I’ve been watching e-Ink technology, waiting for it to be mature enough to make it a practical choice for supplementing/replacing my paper technical books. Products using this technology started to become available a little over a year ago, and I wrote a bit about them at the time.
There are two main e-Ink based products out right now: the Sony portable reader, and the iLiad by Irex technologies (iRex is a spin-off from Philips, one of the companies that developed e-Ink technology). The Sony device is about 40% cheaper than the iLiad: around $400 US versus $700 US. But the iLiad has a larger display, 16 grayscales versus 4, wireless network connectivity, and the ability to annotate (make notes) on at least some of the documents it supports.

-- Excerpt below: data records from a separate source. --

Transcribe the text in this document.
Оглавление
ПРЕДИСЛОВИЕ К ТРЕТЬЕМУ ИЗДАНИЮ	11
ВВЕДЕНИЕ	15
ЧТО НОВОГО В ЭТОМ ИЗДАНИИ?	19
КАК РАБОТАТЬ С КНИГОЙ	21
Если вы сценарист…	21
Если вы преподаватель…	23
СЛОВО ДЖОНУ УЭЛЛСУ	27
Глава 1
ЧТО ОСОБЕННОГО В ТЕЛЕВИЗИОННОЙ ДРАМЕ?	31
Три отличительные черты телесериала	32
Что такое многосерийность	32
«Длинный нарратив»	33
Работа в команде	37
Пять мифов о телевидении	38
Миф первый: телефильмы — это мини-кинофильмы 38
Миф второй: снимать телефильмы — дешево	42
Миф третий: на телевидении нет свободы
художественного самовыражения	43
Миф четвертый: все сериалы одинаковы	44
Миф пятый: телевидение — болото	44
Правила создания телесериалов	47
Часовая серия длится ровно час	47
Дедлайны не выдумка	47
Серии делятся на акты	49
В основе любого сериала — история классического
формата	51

Guess which one I just ordered? Yeah…the iLiad. Neither the Sony nor the iLiad are really “mature” technology: I expect problems, frustrations, and possibly regret. But I also see an opportunity every time I am sitting in the office and don’t have one of my twenty or so technical books (about 700 pages each) from home, or vice versa. Even carrying a single one of my technical books, which average a kilo or more in weight, back and forth is irritating.
And a lot of the documents I use are IBM RedBooks: there is a massive library of these PDF-formatted documents available. Flipping through a 900 page PDF on my computer to find an answer while I try to work on my computer is challenging enough. Reading the book in its entirety on a computer’s emissive display is something I’ve never really managed. My eyes give out too quickly.
The paper-like e-Ink technology has a lot of promise, and I like getting in early with new technologies so I can form my own opinions. I still have an Apple Newton somewhere around here, my Apple II is in storage, my Commodore Amiga and Altos 586 are ancient history, my 300 baud DC Hayes modem might still be in the attic somewhere, I think in a box near it is an original Palm pilot… I can’t say, in retrospect, that I regret having been an early adopter with any of these technologies. Each of them taught me something, opened my mind to new possibilities, even when the particular implementation of that technology itself ended up being less than successful.